Sunday, August 21, 2011

The Rothschilds and the Nobels

The oil companies merge
By Brita Åsbrink

By the end of the 19th century, the European oil companies had been resisting the American Standard Oil's attempts to gain a foothold in Europe and Russia for more than 30 years. But they had also been fighting among themselves, which made them vulnerable. Now they tried to merge.

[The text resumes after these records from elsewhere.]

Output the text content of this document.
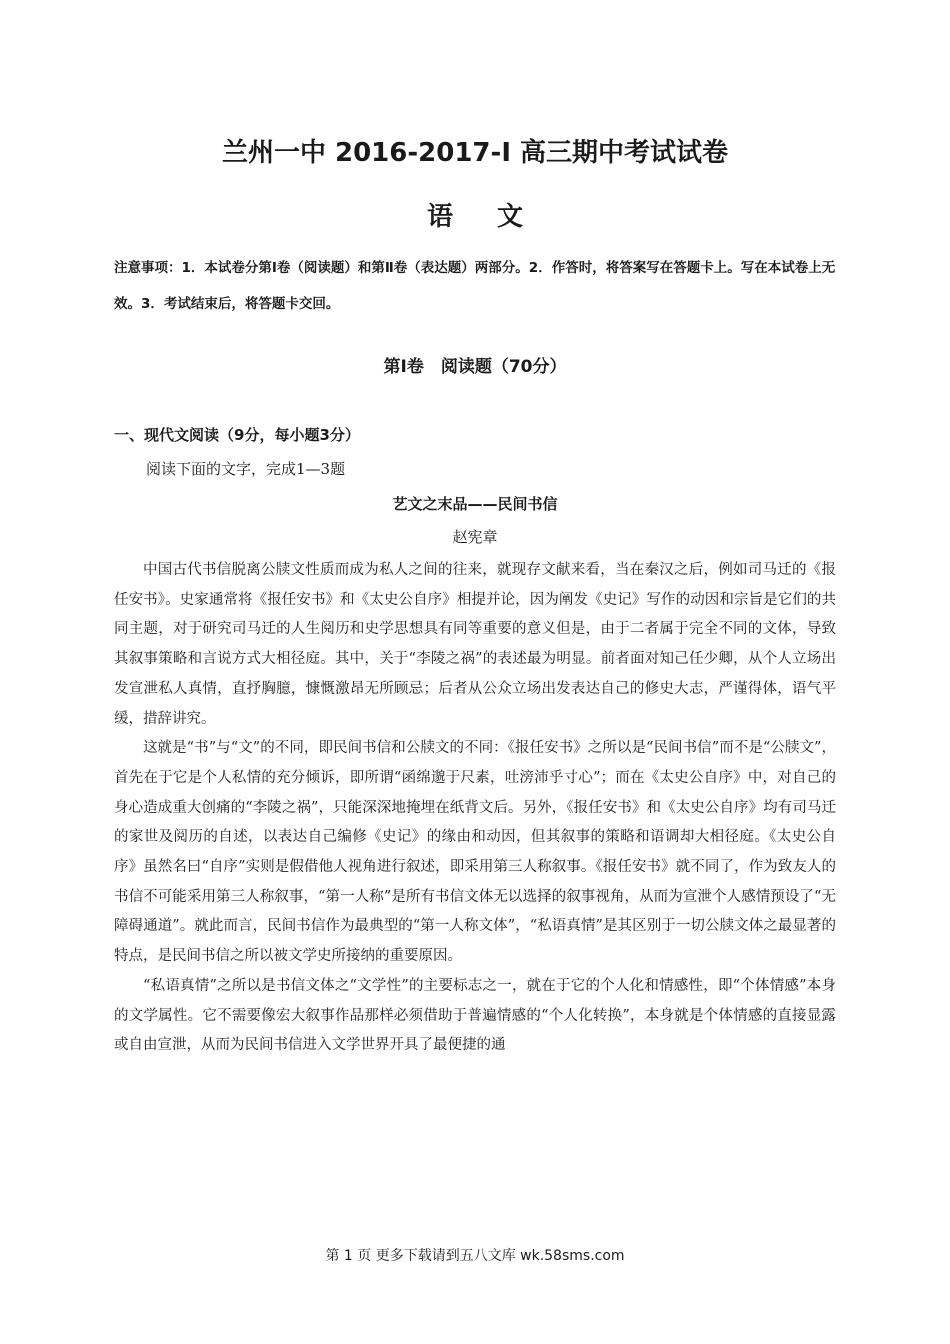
兰州一中 2016-2017-Ⅰ 高三期中考试试卷
语 文
注意事项：1．本试卷分第Ⅰ卷（阅读题）和第Ⅱ卷（表达题）两部分。2．作答时，将答案写在答题卡上。写在本试卷上无效。3．考试结束后，将答题卡交回。
第Ⅰ卷　阅读题（70分）
一、现代文阅读（9分，每小题3分）
阅读下面的文字，完成1—3题
艺文之末品——民间书信
赵宪章

中国古代书信脱离公牍文性质而成为私人之间的往来，就现存文献来看，当在秦汉之后，例如司马迁的《报任安书》。史家通常将《报任安书》和《太史公自序》相提并论，因为阐发《史记》写作的动因和宗旨是它们的共同主题，对于研究司马迁的人生阅历和史学思想具有同等重要的意义但是，由于二者属于完全不同的文体，导致其叙事策略和言说方式大相径庭。其中，关于“李陵之祸”的表述最为明显。前者面对知己任少卿，从个人立场出发宣泄私人真情，直抒胸臆，慷慨激昂无所顾忌；后者从公众立场出发表达自己的修史大志，严谨得体，语气平缓，措辞讲究。

这就是“书”与“文”的不同，即民间书信和公牍文的不同：《报任安书》之所以是“民间书信”而不是“公牍文”，首先在于它是个人私情的充分倾诉，即所谓“函绵邈于尺素，吐滂沛乎寸心”；而在《太史公自序》中，对自己的身心造成重大创痛的“李陵之祸”，只能深深地掩埋在纸背文后。另外，《报任安书》和《太史公自序》均有司马迁的家世及阅历的自述，以表达自己编修《史记》的缘由和动因，但其叙事的策略和语调却大相径庭。《太史公自序》虽然名曰“自序”实则是假借他人视角进行叙述，即采用第三人称叙事。《报任安书》就不同了，作为致友人的书信不可能采用第三人称叙事，“第一人称”是所有书信文体无以选择的叙事视角，从而为宣泄个人感情预设了“无障碍通道”。就此而言，民间书信作为最典型的“第一人称文体”，“私语真情”是其区别于一切公牍文体之最显著的特点，是民间书信之所以被文学史所接纳的重要原因。

“私语真情”之所以是书信文体之“文学性”的主要标志之一，就在于它的个人化和情感性，即“个体情感”本身的文学属性。它不需要像宏大叙事作品那样必须借助于普遍情感的“个人化转换”，本身就是个体情感的直接显露或自由宣泄，从而为民间书信进入文学世界开具了最便捷的通

第 1 页 更多下载请到五八文库 wk.58sms.com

In London, at the end of June 1900, Branobel's sales director, the Norwegian Hans Olsen, negotiated a merger between the French-owned oil company, Rothschild and the Nobel's sales organisations in England. Hans Olsen also negotiated with the Berlin-based German Russian Oil Import Corporation Naftaport and Standard Oil's Deutsche Amerikanische Petroleum Gesellschaft in Hamburg, which were always feuding with each other and now realised that the Rothschilds and Nobels had the better of them.

The Nobels and Rothschilds merged into the "British Syndicate" with distribution in England. Now it remained to coordinate the sale of lubricating oils inside and outside Europe. The negotiations between the Russian Nobel and the European and American companies resulted in the Société Anonyme d´Armement, d´Industrie et de Commerce with its headquarters in Antwerp, abbreviated to S.A.I.C. As a result of this merger, Branobel tied up a lot of capital abroad, which avoided it being seized by the Bolsheviks. The Rothschilds and Branobel could now to some extent continue to control the oil market.